Ya, benar. Dibutuhkan peran seorang guru untuk membekali dengan kecerdasan intelektual yang identik dengan kecerdasan otak tetapi juga kecerdasan hati untuk berbuat kebaikan. Guru adalah ujung tombak pendidikan. Guru adalah garda terdepan menyukseskan visi dan misi pendidikan nasional Indonesia. Termaktub dalam UU no.20 tahun 2003 tentang Sistem Pendidikan Nasional, Pasal 3, disebutkan “Pendidikan nasional berfungsi mengembangkan kemampuan dan membentuk watak serta peradaban bangsa yang bermartabat dalam rangka mencerdaskan kehidupan bangsa, bertujuan untuk berkembangnya potensi peserta didik agar menjadi manusia yang beriman dan bertakwa kepada Tuhan Yang Maha Esa, berakhlak mulia, sehat, berilmu, cakap, kreatif, mandiri, dan menjadi warga negara yang demokratis serta bertanggung jawab."  Maka dari itu, tugas guru bukan tugas main-main. Di tangannya ada tugas berat, mencerdaskan anak bangsa. Cerdas dari segi intelektual, emosional dan spiritual.
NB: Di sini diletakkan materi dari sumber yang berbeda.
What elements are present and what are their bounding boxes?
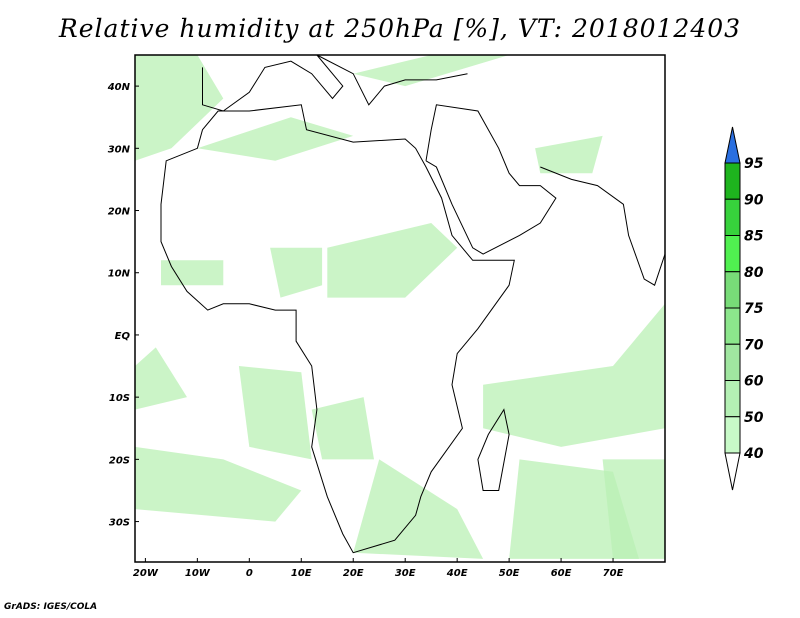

Ibu dan guru di sekolah ibarat dua gugus fosfat atau double helix yang membentuk ikatan dalam sebuah DNA. Ia saling melengkapi satu sama lain, hingga akhirnya membentuk struktur yang lengkap dan dapat menjalankan fungsinya dengan baik. Begitu juga ibu dan guru disekolah. Ibu tidak akan berhasil menjadikan anaknya sebagai generasi pemimpin tanpa adanya aliran pengetahuan yang disalurkan seorang guru. Begitu juga guru, ia tidak akan berhasil mengajarkan anak didiknya tanpa nilai-nilai dasar dan mulia yang ditanamkan ibunya sejak kecil. Dengan peran double helix ini, upaya untuk menelurkan benih-benih pemimpin bangsa bisa untuk direalisasikan.
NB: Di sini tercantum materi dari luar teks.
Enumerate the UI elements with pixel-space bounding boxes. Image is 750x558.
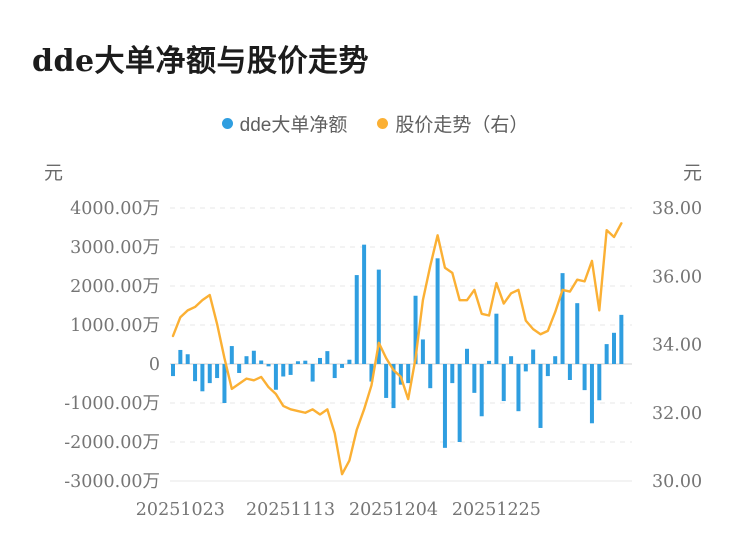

Namun saat ini perubahan zaman telah mempengaruhi institusi keluarga. Jumlah wanita yang bekerja di luar rumah semakin meningkat. Ibu lebih mementingkan aktualisasi diri tanpa batas ketimbang kepentingan keluarganya sendiri. Mengingat tahun-tahun pertama kehidupan anak adalah sangat penting untuk membentuk ikatan yang kuat dan menanamkan nilai-nilai dasar, maka pemisahan dini antara ibu anaknya dapat mempengaruhi proses ini. Begitu juga fenomena yang terjadi di dunia sekolah saat ini. Tidak ada anak sekolah yang tidak mengenal internet. Anak-anak didik saat ini juga membutuhkan metode-metode baru yang tidak membosankan dalam pengajaran. Dan tiap anak didik berasal dari latar belakang keluarga yang semakin beragam dengan permasalahan yang beragam pula. Kondisi-kondisi seperti itu menuntut guru untuk tidak hanya sekedar datang ke kelas, mengajar, lalu membubarkan kelas. Guru harus semakin melek akan teknologi. Guru harus mencoba berbagai metode pengajaran yang cocok untuk kelas-kelas tertentu. Guru pun dituntut untuk memahami benar kondisi anak didiknya, jangan sampai proses belajar mengajar mereka ikuti gagal karena masalah yang sedang mereka alami. Semoga dengan adanya seminar ini, peran double helix antara ibu dalam keluarga dan guru di sekolah dapat menciptakan suatu kolaborasi yang dahsyat dalam mempersiapkan anak menjadi generasi pemimpin dan penerus bangsa.